Denver Public Schools
Haynes admitted to Goldhamer that she has referred to herself as the city's "tree-hugger in chief." Goldhamer then pointed out that the requirements for tree replacement in the project had been altered recently, dropping the minimum diameter for shade trees from three inches to two, and for ornamental trees from two inches to one. And those skinny saplings, a poor substitute for towering cottonwoods, will only replace about 40 percent of the tree canopy that's being lost; the rest of the replacement will be in the neighborhood somewhere, Haynes agreed.

"I guess it's a lot easier to hug a tree if it's only an inch in caliber, isn't it?" Goldhamer quipped.
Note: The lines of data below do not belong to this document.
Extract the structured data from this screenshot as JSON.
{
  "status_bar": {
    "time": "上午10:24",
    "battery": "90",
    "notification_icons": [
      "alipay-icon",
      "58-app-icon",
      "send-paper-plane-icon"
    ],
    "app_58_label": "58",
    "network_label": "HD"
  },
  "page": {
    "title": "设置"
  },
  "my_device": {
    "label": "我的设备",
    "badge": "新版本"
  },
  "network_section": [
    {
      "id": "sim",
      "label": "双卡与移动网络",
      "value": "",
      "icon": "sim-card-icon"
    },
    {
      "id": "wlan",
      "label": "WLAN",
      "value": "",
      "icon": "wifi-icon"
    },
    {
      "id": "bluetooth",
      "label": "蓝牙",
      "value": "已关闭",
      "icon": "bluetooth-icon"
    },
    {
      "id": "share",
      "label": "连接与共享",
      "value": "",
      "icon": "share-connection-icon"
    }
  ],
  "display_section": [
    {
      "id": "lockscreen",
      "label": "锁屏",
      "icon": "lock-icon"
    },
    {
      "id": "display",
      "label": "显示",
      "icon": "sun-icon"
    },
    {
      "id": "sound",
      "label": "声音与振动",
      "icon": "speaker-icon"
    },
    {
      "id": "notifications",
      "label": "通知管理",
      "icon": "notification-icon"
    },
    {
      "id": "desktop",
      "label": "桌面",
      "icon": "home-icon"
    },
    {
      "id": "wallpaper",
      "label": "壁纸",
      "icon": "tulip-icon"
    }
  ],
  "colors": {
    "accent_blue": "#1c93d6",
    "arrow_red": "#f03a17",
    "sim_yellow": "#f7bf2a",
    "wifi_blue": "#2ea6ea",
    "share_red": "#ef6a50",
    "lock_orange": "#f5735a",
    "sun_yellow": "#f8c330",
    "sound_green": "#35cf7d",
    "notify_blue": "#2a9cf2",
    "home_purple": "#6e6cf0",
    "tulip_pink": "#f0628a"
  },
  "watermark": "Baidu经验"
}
"Very funny," Haynes snapped.

The exchange wasn't all that funny, but it underscored the larger legal issue looming over the case. Denver has a long history of mayors committed to enhancing the city's green places, from Speer to Webb. The Hancock administration has tried to present itself as greener than a certain jolly giant, but its record on park preservation has been miserable; as far as park defenders are concerned, Hizzoner has treated some of Denver's prized open spaces as little more than cheap land available for development schemes, dating back to the Hentzell Park land swap (which another Denver judge described as the work of "a less than transparent City administration") and the City Loop fiasco, to the Overland Golf Course concert flap and the current stormwater project, which has also led to the bulldozing and eventual "reconfiguring" of Globeville Landing Park.

Just when does a park stop being a park? That is something Judge Goldberg is going to have to figure out after the trial concludes this week.